Search

Talk

Ancestral processes in population genetics - the coalescent

  • Martin Möhle (Eberhard Karls Universität Tübingen)
G3 10 (Lecture hall)

Abstract

Over the last 25 years, coalescent theory became more and more important for ancestral population genetics. The coalescent is a stochastic process, which approximates the ancestral tree of a sample of n individuals, provided the total population size is sufficiently large. Corresponding first convergence theorems go back to Kingman (1982). The Kingman coalescent has the particular property that only binary mergers of ancestral lineages appear with positive probability.

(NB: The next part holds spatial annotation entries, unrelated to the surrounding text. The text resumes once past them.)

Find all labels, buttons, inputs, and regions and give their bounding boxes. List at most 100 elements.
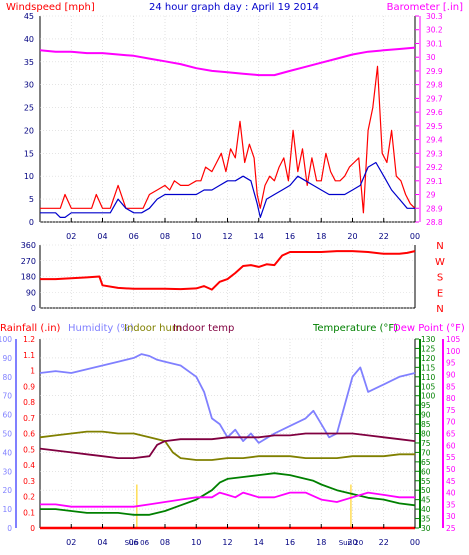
barometer-y-tick-label: 29.7 — [426, 94, 443, 103]
temperature-y-tick-label: 80 — [421, 430, 431, 439]
wind-x-tick-label: 10 — [191, 232, 201, 241]
dewpoint-y-tick-label: 105 — [446, 335, 461, 344]
barometer-y-tick-label: 29 — [426, 191, 436, 200]
humidity-y-tick-label: 20 — [2, 486, 12, 495]
climate-x-tick-label: 12 — [222, 538, 232, 547]
legend-entry: Rainfall (.in) — [0, 323, 61, 334]
wind-y-tick-label: 0 — [29, 218, 34, 227]
sun-annotation: Sun 20 — [339, 539, 363, 547]
dewpoint-y-tick-label: 95 — [446, 359, 456, 368]
rain-y-tick-label: 1.1 — [23, 351, 35, 360]
temperature-y-tick-label: 125 — [421, 344, 436, 353]
climate-x-tick-label: 00 — [410, 538, 420, 547]
direction-y-tick-label: 180 — [21, 273, 36, 282]
barometer-y-tick-label: 30.1 — [426, 39, 443, 48]
dew-point-f-series-line — [40, 491, 415, 508]
barometer-y-label: Barometer [.in] — [387, 2, 463, 13]
indoor-temp-series-line — [39, 432, 416, 460]
dewpoint-y-tick-label: 80 — [446, 394, 456, 403]
compass-label: N — [436, 304, 443, 315]
climate-x-tick-label: 22 — [379, 538, 389, 547]
dewpoint-y-tick-label: 50 — [446, 465, 456, 474]
barometer-y-tick-label: 28.9 — [426, 204, 443, 213]
wind-y-tick-label: 35 — [24, 58, 34, 67]
temperature-y-tick-label: 35 — [421, 515, 431, 524]
climate-x-tick-label: 14 — [254, 538, 264, 547]
rain-y-tick-label: 0.7 — [23, 414, 35, 423]
compass-label: W — [435, 257, 445, 268]
rain-y-tick-label: 1 — [30, 367, 35, 376]
rain-y-tick-label: 0 — [30, 524, 35, 533]
barometer-y-tick-label: 30 — [426, 53, 436, 62]
temperature-y-tick-label: 115 — [421, 363, 436, 372]
rain-y-tick-label: 0.4 — [23, 461, 35, 470]
wind-y-tick-label: 25 — [24, 104, 34, 113]
rain-y-tick-label: 0.9 — [23, 382, 35, 391]
wind-x-tick-label: 14 — [254, 232, 264, 241]
wind-y-tick-label: 40 — [24, 35, 34, 44]
wind-y-tick-label: 45 — [24, 12, 34, 21]
dewpoint-y-tick-label: 30 — [446, 512, 456, 521]
barometer-y-tick-label: 29.3 — [426, 149, 443, 158]
humidity-series-line — [39, 353, 416, 444]
temperature-y-tick-label: 110 — [421, 373, 436, 382]
wind-x-tick-label: 18 — [316, 232, 326, 241]
humidity-y-tick-label: 100 — [0, 335, 12, 344]
temperature-f-series-line — [40, 472, 416, 516]
humidity-y-tick-label: 50 — [2, 430, 12, 439]
barometer-y-tick-label: 29.6 — [426, 108, 443, 117]
temperature-y-tick-label: 120 — [421, 354, 436, 363]
temperature-y-tick-label: 95 — [421, 401, 431, 410]
rain-y-tick-label: 1.2 — [23, 335, 35, 344]
rain-y-tick-label: 0.3 — [23, 477, 35, 486]
dewpoint-y-tick-label: 35 — [446, 500, 456, 509]
humidity-y-tick-label: 70 — [2, 392, 12, 401]
wind-y-tick-label: 20 — [24, 126, 34, 135]
wind-x-tick-label: 12 — [222, 232, 232, 241]
climate-x-tick-label: 10 — [191, 538, 201, 547]
humidity-y-tick-label: 90 — [2, 354, 12, 363]
humidity-y-tick-label: 30 — [2, 467, 12, 476]
barometer-y-tick-label: 30.2 — [426, 26, 443, 35]
windspeed-avg-series-line — [40, 161, 415, 218]
temperature-y-tick-label: 70 — [421, 448, 431, 457]
humidity-y-tick-label: 0 — [7, 524, 12, 533]
temperature-y-tick-label: 50 — [421, 486, 431, 495]
rain-y-tick-label: 0.8 — [23, 398, 35, 407]
temperature-y-tick-label: 65 — [421, 458, 431, 467]
barometer-y-tick-label: 29.1 — [426, 177, 443, 186]
legend-entry: Humidity (%) — [68, 323, 134, 334]
barometer-y-tick-label: 29.9 — [426, 67, 443, 76]
humidity-y-tick-label: 10 — [2, 505, 12, 514]
rain-y-tick-label: 0.2 — [23, 493, 35, 502]
legend-entry: Indoor hum — [124, 323, 182, 334]
barometer-y-tick-label: 30.3 — [426, 12, 443, 21]
compass-label: S — [437, 273, 443, 284]
humidity-y-tick-label: 60 — [2, 411, 12, 420]
legend-entry: Dew Point (°F) — [393, 323, 465, 334]
rain-y-tick-label: 0.5 — [23, 445, 35, 454]
climate-x-tick-label: 02 — [66, 538, 76, 547]
windspeed-series-line — [40, 65, 416, 214]
direction-y-tick-label: 0 — [31, 304, 36, 313]
direction-y-tick-label: 360 — [21, 241, 36, 250]
temperature-y-tick-label: 45 — [421, 496, 431, 505]
indoor-hum-series-line — [39, 430, 415, 461]
rain-y-tick-label: 0.1 — [23, 508, 35, 517]
compass-label: E — [437, 288, 443, 299]
climate-x-tick-label: 06 — [129, 538, 139, 547]
dewpoint-y-tick-label: 70 — [446, 418, 456, 427]
wind-x-tick-label: 04 — [97, 232, 107, 241]
humidity-y-tick-label: 40 — [2, 448, 12, 457]
climate-x-tick-label: 08 — [160, 538, 170, 547]
barometer-y-tick-label: 29.8 — [426, 81, 443, 90]
climate-x-tick-label: 18 — [316, 538, 326, 547]
wind-y-tick-label: 15 — [24, 149, 34, 158]
temperature-y-tick-label: 90 — [421, 411, 431, 420]
temperature-y-tick-label: 130 — [421, 335, 436, 344]
barometer-series-line — [39, 46, 416, 77]
temperature-y-tick-label: 75 — [421, 439, 431, 448]
wind-y-tick-label: 30 — [24, 81, 34, 90]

For a huge class of population models, the Kingman coalescent arises in the limit for large total population size, similar to the normal distribution in the central limit theorem. This robustness justifies the relevance of the coalescent for the applied sciences.

This talk gives an introduction to coalescent theory and characterizes the class of population models in the domain of attraction of the Kingman coalescent. At the same time, the approaches used in the proofs yield a classification of all coalescent processes which appear in the weak limit when the population size tends to infinity. In general, these coalescent processes allow for simultaneous multiple collisions of ancestral lines. The talk closes with a summary on ongoing research in this field and emphasizes the interdisciplinary importance of the coalescent for biology, computer science, mathematics and medicine.